La situation actuelle du marché des crypto-actifs en Pologne

Depuis le 30 décembre 2024, MiCA s’applique directement dans toute l’UE, y compris en Pologne. Toutefois, en raison de l’absence d’un acte national de mise en œuvre, la Pologne demeure dans une phase transitoire. Les services sur crypto-actifs peuvent encore être fournis sur la base des inscriptions existantes au registre VASP jusqu’au 30 juin 2026, mais de nouvelles inscriptions ne sont plus possibles. Cela crée un paradoxe réglementaire : le marché est ouvert en théorie, mais fermé en pratique aux nouveaux entrants, sauf s’ils acquièrent une entité déjà enregistrée.

Du point de vue des investisseurs, cette situation suscite des préoccupations. Jusqu’à la fin de la période transitoire, de nombreux prestataires continuent d’opérer selon des normes pré-MiCA, nettement moins exigeantes que celles prévues par le nouveau régime. Même si une loi nationale était adoptée rapidement, la complexité du processus d’octroi des licences CASP signifie que toutes les entités existantes ne pourront pas nécessairement obtenir une autorisation à temps.

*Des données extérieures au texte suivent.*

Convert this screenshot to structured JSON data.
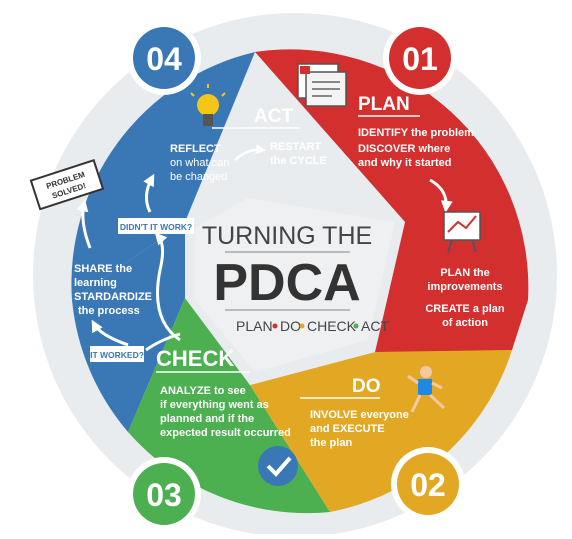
{
  "center": {
    "line1": "TURNING THE",
    "line2": "PDCA",
    "sub": [
      "PLAN",
      "DO",
      "CHECK",
      "ACT"
    ]
  },
  "steps": {
    "plan": {
      "number": "01",
      "title": "PLAN",
      "lines": [
        "IDENTIFY the problem",
        "DISCOVER where",
        "and why it started"
      ],
      "lines2": [
        "PLAN the",
        "improvements",
        "CREATE a plan",
        "of action"
      ],
      "color": "#d32f2f"
    },
    "do": {
      "number": "02",
      "title": "DO",
      "lines": [
        "INVOLVE everyone",
        "and EXECUTE",
        "the plan"
      ],
      "color": "#e3a823"
    },
    "check": {
      "number": "03",
      "title": "CHECK",
      "lines": [
        "ANALYZE to see",
        "if everything went as",
        "planned and if the",
        "expected result occurred"
      ],
      "color": "#4caf50"
    },
    "act": {
      "number": "04",
      "title": "ACT",
      "reflect": [
        "REFLECT",
        "on what can",
        "be changed"
      ],
      "restart": [
        "RESTART",
        "the CYCLE"
      ],
      "share": [
        "SHARE the",
        "learning",
        "STARDARDIZE",
        "the process"
      ],
      "didnt_work": "DIDN'T IT WORK?",
      "worked": "IT WORKED?",
      "solved": [
        "PROBLEM",
        "SOLVED!"
      ],
      "color": "#3a78b5"
    }
  },
  "icons": [
    "lightbulb-icon",
    "documents-icon",
    "chart-board-icon",
    "runner-icon",
    "checkmark-icon"
  ]
}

Après le 30 juin 2026, les investisseurs devront s’assurer que les entités qu’ils utilisent détiennent une licence CASP valide délivrée dans un État membre de l’UE. Il est important de noter que l’exercice des droits des investisseurs dépendra de la juridiction dans laquelle la licence a été accordée.

MiCA dans les pays de l'UE (Mini-Hub)

Quelle forme la loi prendra-t-elle ?

À l’avenir, l’adoption d’une législation polonaise sur les crypto-actifs semble inévitable, mais sa forme finale demeure incertaine. Une nouvelle tentative d’adoption du texte dans sa version actuelle aboutirait très probablement à un nouveau veto. Le scénario le plus réaliste suppose l’introduction d’amendements répondant aux préoccupations présidentielles, notamment la réduction des redevances de supervision, la simplification de la structure de la loi et la limitation des sanctions pénales.

À défaut de compromis, la Pologne risque une incertitude réglementaire prolongée, un affaiblissement de la compétitivité des entreprises crypto nationales et une dépendance accrue à l’égard de prestataires de services titulaires de licences étrangères. Les mois à venir seront décisifs pour déterminer si la Pologne s’oriente vers une stabilité réglementaire ou reste prise entre le droit de l’Union européenne et la politique nationale.